Fahmi Firdaus
, Jurnalis-Rabu, 28 Januari 2026 |20:42 WIB

Anggota Komisi VIII DPR Muhamad Abdul Azis Sefudin/ist
JAKARTA – Anggota Komisi VIII DPR Muhamad Abdul Azis Sefudin meminta pemerintah lebih serius menangani kasus kekerasan terhadap wanita dan anak nan semakin meningkat. Persoalan wanita dan anak kudu menjadi prioritas nasional lantaran menyangkut masa depan bangsa.
Azis mengatakan, anak-anak merupakan generasi penerus nan kudu mendapatkan perlindungan maksimal dari negara.
“Kalau memandang datanya, tiap tahun kasus kekerasan terhadap wanita dan anak terus meningkat. Ini kudu menjadi sirine serius bagi pemerintah. Penanganannya tidak bisa biasa-biasa saja,” ujar Azis di Jakarta, Rabu (28/1/2026).
"Mereka ini adalah masa depan bangsa kita. Harus ada langkah-langkah prioritas nan betul-betul nyata,”lanjut Azis.
Politikus PDI Perjuangan ini menilai, meningkatnya jumlah kasus setiap tahun menunjukkan bahwa penanganan nan dilakukan selama ini belum optimal.
Dia juga menanggapi penurunan anggaran nan tidak sebanding dengan besarnya tantangan perlindungan wanita dan anak di Indonesia. Kondisi ini berpotensi melemahkan upaya pencegahan maupun penanganan kasus kekerasan di lapangan.
“Visinya luar biasa, prioritasnya juga sangat baik. Tapi saya sedih ketika mendengar anggarannya. Setiap tahun kasusnya naik, tapi anggarannya justru turun. Ini kan tidak sejalan,” kata Azis.
“Ini persoalan kepercayaan publik. Kasus-kasus ini seperti kejadian gunung es. nan terlihat hanya sebagian kecil, sementara banyak kasus lain nan tidak dilaporkan,” ucapnya.
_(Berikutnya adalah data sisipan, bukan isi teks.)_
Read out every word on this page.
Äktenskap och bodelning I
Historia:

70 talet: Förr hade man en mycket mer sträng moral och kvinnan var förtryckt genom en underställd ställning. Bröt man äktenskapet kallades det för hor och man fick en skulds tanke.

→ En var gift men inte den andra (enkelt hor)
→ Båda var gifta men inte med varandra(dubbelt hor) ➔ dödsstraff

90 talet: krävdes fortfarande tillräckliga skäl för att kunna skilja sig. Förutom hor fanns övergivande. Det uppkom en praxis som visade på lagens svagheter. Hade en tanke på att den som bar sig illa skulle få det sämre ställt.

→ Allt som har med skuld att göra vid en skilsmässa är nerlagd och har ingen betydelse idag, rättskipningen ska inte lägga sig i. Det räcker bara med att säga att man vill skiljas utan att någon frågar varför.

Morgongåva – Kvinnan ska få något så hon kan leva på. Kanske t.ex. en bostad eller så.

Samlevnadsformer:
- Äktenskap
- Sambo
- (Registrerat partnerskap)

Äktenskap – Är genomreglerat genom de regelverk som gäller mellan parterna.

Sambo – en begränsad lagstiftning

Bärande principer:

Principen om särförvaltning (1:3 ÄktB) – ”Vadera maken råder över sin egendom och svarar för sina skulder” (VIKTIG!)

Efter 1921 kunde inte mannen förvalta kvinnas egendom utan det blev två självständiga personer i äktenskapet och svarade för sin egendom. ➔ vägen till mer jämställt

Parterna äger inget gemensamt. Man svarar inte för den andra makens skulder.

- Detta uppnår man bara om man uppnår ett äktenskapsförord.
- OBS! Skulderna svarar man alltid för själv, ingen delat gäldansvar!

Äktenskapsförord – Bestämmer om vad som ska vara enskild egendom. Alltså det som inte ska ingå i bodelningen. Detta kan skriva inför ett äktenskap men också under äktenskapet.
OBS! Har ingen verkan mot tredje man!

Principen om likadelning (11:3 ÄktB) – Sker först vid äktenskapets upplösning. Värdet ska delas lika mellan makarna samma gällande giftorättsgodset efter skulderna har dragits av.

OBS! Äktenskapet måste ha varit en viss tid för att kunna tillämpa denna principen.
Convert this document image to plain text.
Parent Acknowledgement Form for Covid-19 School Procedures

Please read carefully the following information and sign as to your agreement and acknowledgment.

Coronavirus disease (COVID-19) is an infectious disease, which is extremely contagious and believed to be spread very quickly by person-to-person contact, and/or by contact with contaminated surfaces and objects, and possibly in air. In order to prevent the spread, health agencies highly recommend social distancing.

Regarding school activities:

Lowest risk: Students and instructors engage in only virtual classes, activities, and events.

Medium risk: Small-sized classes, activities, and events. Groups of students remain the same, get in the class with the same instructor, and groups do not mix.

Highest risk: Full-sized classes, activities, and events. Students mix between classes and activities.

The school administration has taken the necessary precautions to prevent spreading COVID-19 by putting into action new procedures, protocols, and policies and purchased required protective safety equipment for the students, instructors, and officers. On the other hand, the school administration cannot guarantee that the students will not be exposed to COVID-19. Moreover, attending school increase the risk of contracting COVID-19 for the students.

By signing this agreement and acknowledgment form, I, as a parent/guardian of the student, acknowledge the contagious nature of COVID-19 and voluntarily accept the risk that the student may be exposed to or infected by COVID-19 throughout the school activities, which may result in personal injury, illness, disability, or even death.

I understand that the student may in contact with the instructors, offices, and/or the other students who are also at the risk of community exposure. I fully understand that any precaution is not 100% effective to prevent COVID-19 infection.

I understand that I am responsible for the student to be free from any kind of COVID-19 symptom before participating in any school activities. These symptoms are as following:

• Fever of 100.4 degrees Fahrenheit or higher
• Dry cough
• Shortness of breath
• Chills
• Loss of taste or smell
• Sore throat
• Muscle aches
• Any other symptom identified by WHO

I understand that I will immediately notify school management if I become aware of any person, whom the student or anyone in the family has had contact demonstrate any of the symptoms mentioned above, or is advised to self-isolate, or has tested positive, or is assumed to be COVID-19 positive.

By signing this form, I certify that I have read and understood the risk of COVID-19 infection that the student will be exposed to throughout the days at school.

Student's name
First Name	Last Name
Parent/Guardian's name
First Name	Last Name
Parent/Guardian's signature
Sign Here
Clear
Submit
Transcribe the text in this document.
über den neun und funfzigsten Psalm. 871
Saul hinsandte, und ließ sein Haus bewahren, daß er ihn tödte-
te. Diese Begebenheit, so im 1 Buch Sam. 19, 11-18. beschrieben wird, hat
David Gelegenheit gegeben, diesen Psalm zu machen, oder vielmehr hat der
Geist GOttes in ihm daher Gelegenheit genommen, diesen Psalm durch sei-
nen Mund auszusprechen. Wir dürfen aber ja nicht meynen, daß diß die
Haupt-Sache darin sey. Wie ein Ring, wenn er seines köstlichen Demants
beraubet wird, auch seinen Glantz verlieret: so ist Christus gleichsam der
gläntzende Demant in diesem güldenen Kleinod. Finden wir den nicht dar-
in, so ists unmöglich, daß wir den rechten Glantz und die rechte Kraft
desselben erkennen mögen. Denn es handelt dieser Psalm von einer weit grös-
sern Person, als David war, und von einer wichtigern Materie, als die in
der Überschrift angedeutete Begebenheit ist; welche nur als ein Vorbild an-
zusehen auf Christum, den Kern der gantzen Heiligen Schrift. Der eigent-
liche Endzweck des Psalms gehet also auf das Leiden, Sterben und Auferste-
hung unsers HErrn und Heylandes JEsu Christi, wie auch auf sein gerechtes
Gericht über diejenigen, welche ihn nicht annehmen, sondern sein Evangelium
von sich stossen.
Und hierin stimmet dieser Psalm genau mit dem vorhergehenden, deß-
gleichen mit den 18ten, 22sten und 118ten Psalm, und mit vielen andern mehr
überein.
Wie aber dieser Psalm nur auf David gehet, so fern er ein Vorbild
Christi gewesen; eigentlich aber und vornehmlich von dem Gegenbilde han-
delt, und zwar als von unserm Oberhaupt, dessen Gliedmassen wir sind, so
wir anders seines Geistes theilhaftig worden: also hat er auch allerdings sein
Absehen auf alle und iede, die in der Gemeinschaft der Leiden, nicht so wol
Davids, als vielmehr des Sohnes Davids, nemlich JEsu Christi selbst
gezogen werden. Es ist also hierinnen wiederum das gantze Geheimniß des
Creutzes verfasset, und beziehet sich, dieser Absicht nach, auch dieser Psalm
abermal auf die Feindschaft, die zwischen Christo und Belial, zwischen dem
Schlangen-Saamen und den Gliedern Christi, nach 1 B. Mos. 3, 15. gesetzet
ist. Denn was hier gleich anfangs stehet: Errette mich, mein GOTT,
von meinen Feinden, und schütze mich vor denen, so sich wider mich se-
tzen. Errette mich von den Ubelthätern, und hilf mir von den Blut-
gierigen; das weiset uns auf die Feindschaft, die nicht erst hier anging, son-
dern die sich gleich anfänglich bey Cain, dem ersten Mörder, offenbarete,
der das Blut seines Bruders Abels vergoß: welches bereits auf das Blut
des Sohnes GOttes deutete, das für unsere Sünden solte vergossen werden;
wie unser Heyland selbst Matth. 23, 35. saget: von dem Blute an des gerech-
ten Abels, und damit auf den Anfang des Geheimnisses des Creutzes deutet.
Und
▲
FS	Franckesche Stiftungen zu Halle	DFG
Sebagai langkah strategis di tengah keterbatasan anggaran, Legislator asal Daerah Pemilihan Jawa Barat III (Cianjur-Kota Bogor) ini mendorong Kementerian PPPA dan KPAI untuk melakukan kajian mendalam mengenai akar persoalan meningkatnya kasus kekerasan serta menyusun strategi penanganan nan lebih efektif dan tepat sasaran, khususnya pada aspek pencegahan.